I didn’t pay a lot of attention to this gentleman who originally hails from Tokushima prefecture in the Shikoku islands when Flowerwall was released earlier this month. Or maybe the preview on iTunes and Recochoku didn’t do the song justice. I didn’t watch the MV.
But instead, I came across one of his older videos from his debut album DIORAMA. The video was a compilation of short preview tracks from DIORAMA (released in 2012), and the first song was called Machi (「街」street). It was that song that caught my full attention.
It wasn’t long before I started to sit up and listened to all his songs. I tried to sample his HACHI Vocaloid days, which I couldn’t swallow past the first 30 seconds. I couldn’t reconcile this difference. Can someone who started out as a Vocaloid artist-producer turn out to be this decent? Does he actually have talent?
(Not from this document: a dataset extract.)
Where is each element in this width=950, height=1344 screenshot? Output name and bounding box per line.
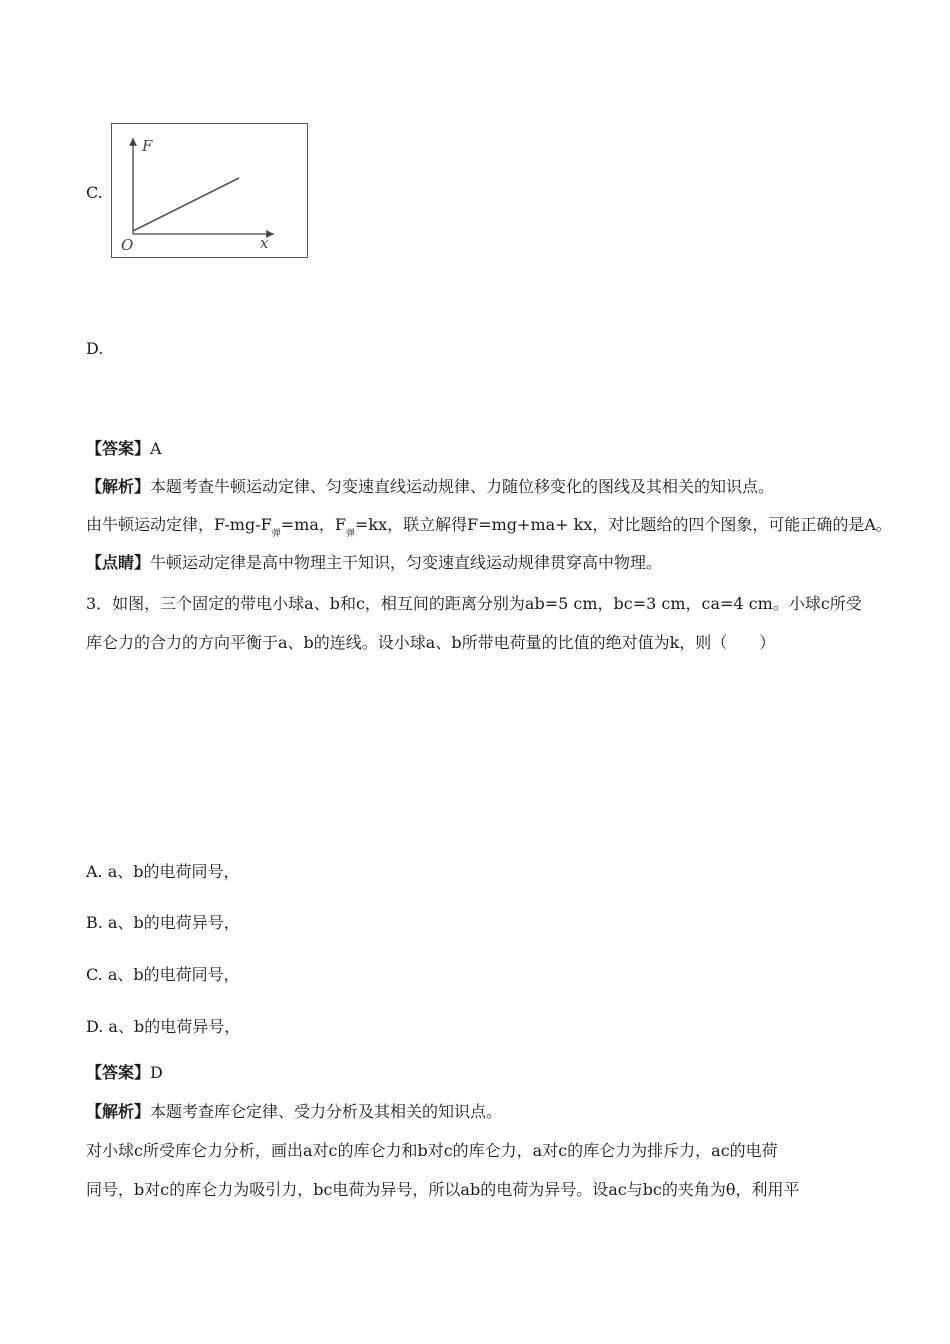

I decided to take a chance and bought his two albums and his Flowerwall EP, and played them on loop. Yankee (2014) was the last album I decided on because I wasn’t sure if it was worth it – that is, until I heard Wooden Doll.
I’ve had these records for over a week now. His songs were my ear-worm for days on end. And this weekend, I realized that (1) his MVs were creative, making very clever use of animation and storyboarding. (2) his songs are GREAT for running, especially with Wooden Doll and Kubinashi Kankodori (「首なし閑古鳥」The Neckless Cuckoo). and (3) His music competes with the Pied Piper; it is alluring, addictive, and highly memorable. I wasn’t able to return back to my other artists – including RADWIMPS, amazarashi, EGOIST, Bump of Chicken – without returning to this guy after a very short while.
I guess the reason why I compared Kenshi Yonezu with Yojiro Noda is because the latter had first left his impression on me as a fresh artist who carried this self-assured guarantee that he would excel and soar in the industry. And now that he has, I can’t help but feel the same way for Yonezu, a name so unusual that took me two days to remember and get used to.
I’m still unable to comprehend his Vocaloid works from before, but I’m glad it’s over (somewhat) and that he’s moved on to new works that uses his real voice. Definitely someone worth paying attention to!